The Forecasters Challenge 2009–final results

I’ve written about Tom Tango’s Forecasters Challenge here before. Tom asked many of us to contribute our preseason rankings of baseball players based on a metric he devised to calculate a player’s contributions on the field. His plan was to run thousands of drafts from these lists. The team that performed best would be judged to be the best, most useful projection system.

There was lots to like in this approach, though as Tom details in the report linked to here, there were also some surprises. He writes about some of the key structural ones, which have led him to run other iterations of the drafts, trying to find a format that gives a more nuanced judgment of the relative lists.

There are three other points that I think should be made.

First, there is a good chance that the weighting between hitting and pitching is off. This is certainly true of my team (which finished fifth of 22 in the original contest). Whether this is because I weighted hitting and pitching the same, which I did, or because I didn’t discount pitchers for their unreliablity, which I didn’t, or because I just undervalued hitters, something was off. Looking at the two components individually, which Tom has said he will do, should help us better understand how the original contest worked.

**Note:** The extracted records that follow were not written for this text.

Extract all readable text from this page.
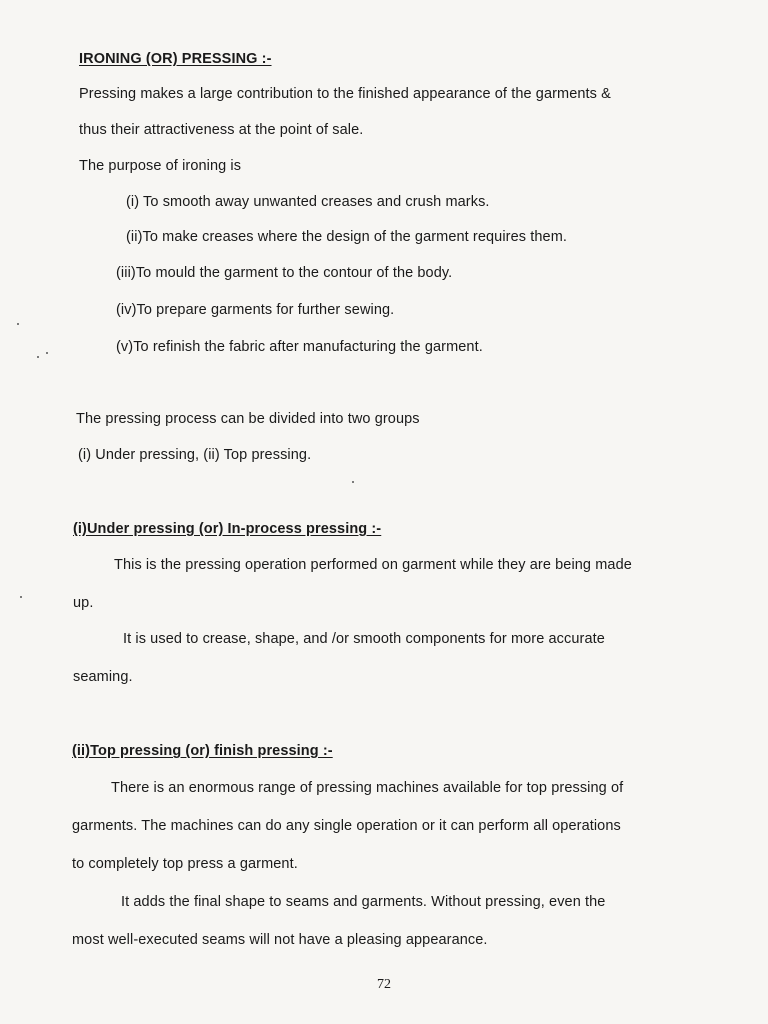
IRONING (OR) PRESSING :-
Pressing makes a large contribution to the finished appearance of the garments &
thus their attractiveness at the point of sale.
The purpose of ironing is
(i) To smooth away unwanted creases and crush marks.
(ii)To make creases where the design of the garment requires them.
(iii)To mould the garment to the contour of the body.
(iv)To prepare garments for further sewing.
(v)To refinish the fabric after manufacturing the garment.
The pressing process can be divided into two groups
(i) Under pressing, (ii) Top pressing.
(i)Under pressing (or) In-process pressing :-
This is the pressing operation performed on garment while they are being made
up.
It is used to crease, shape, and /or smooth components for more accurate
seaming.
(ii)Top pressing (or) finish pressing :-
There is an enormous range of pressing machines available for top pressing of
garments. The machines can do any single operation or it can perform all operations
to completely top press a garment.
It adds the final shape to seams and garments. Without pressing, even the
most well-executed seams will not have a pleasing appearance.
72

Secondly, not everyone used straight projections. Some systems weighted for position scarcity. This wasn’t prohibited, so I’m not complaining, but when it comes time to analyze the results it should be understood that in at least a few cases sardines are being compared to mackerels. A simple correlation of all the projections systems to the final actual ranking would be of interest.

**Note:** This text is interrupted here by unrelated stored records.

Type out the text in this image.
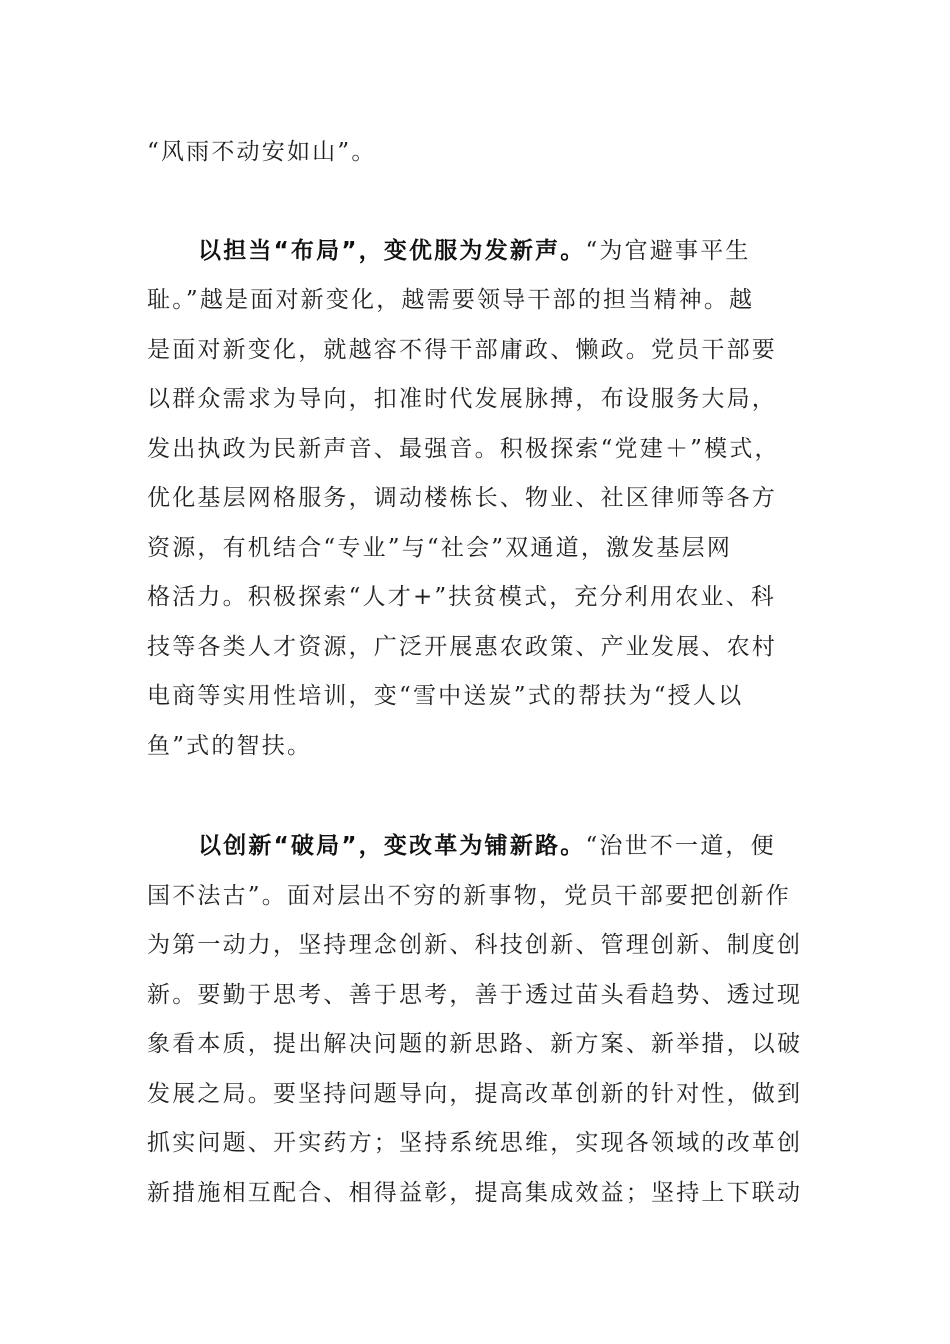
“风雨不动安如山”。
以担当“布局”，变优服为发新声。“为官避事平生
耻。”越是面对新变化，越需要领导干部的担当精神。越
是面对新变化，就越容不得干部庸政、懒政。党员干部要
以群众需求为导向，扣准时代发展脉搏，布设服务大局，
发出执政为民新声音、最强音。积极探索“党建＋”模式，
优化基层网格服务，调动楼栋长、物业、社区律师等各方
资源，有机结合“专业”与“社会”双通道，激发基层网
格活力。积极探索“人才+”扶贫模式，充分利用农业、科
技等各类人才资源，广泛开展惠农政策、产业发展、农村
电商等实用性培训，变“雪中送炭”式的帮扶为“授人以
鱼”式的智扶。
以创新“破局”，变改革为铺新路。“治世不一道，便
国不法古”。面对层出不穷的新事物，党员干部要把创新作
为第一动力，坚持理念创新、科技创新、管理创新、制度创
新。要勤于思考、善于思考，善于透过苗头看趋势、透过现
象看本质，提出解决问题的新思路、新方案、新举措，以破
发展之局。要坚持问题导向，提高改革创新的针对性，做到
抓实问题、开实药方；坚持系统思维，实现各领域的改革创
新措施相互配合、相得益彰，提高集成效益；坚持上下联动
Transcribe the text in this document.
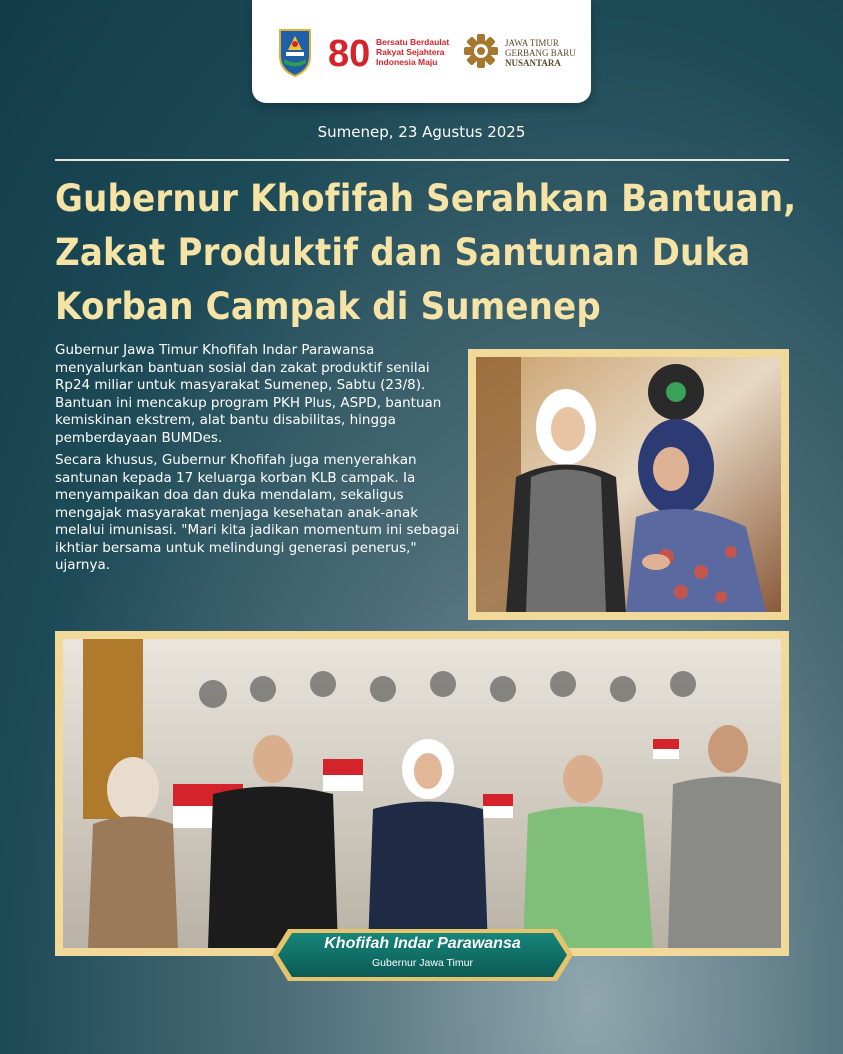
80 Bersatu Berdaulat
Rakyat Sejahtera
Indonesia Maju
JAWA TIMUR
GERBANG BARU
NUSANTARA
Sumenep, 23 Agustus 2025
Gubernur Khofifah Serahkan Bantuan,
Zakat Produktif dan Santunan Duka
Korban Campak di Sumenep

Gubernur Jawa Timur Khofifah Indar Parawansa menyalurkan bantuan sosial dan zakat produktif senilai Rp24 miliar untuk masyarakat Sumenep, Sabtu (23/8). Bantuan ini mencakup program PKH Plus, ASPD, bantuan kemiskinan ekstrem, alat bantu disabilitas, hingga pemberdayaan BUMDes.

Secara khusus, Gubernur Khofifah juga menyerahkan santunan kepada 17 keluarga korban KLB campak. Ia menyampaikan doa dan duka mendalam, sekaligus mengajak masyarakat menjaga kesehatan anak-anak melalui imunisasi. "Mari kita jadikan momentum ini sebagai ikhtiar bersama untuk melindungi generasi penerus," ujarnya.

Khofifah Indar Parawansa
Gubernur Jawa Timur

Thirdly, as Tom notes about how Marcel handles players with no ML playing time, all systems use a sort of generic noise projection for the marginal players. This means in a correlation study that the noise can overwhelm the estimates of what players expected to have regular playing time will do. For this reason, I don’t think it would be a bad idea for Tom to run the drafts using a 12 or 15 team league format, so that not every projection system is in every league. This would mitigate the problem of small ranking differences being exagerated by the draft procedure, and may give us a better result. His head-to-head matchups are interesting, too, especially since so many ranks changed dramatically, but another angle of analysis on the data would certainly help us figure out what is better.

These notes are not meant to be critical in any way. Tom’s enterprise has thrown off a whole bunch of interesting data, which I hope he will keep returning to all winter long. Once the magazine is done I expect to dig in, too. He deserves a mountain of credit for conceiving this project and seeing it through. Ideally, we’ll be able to do it again next year with a better idea of what we’re going for. Thanks Tom!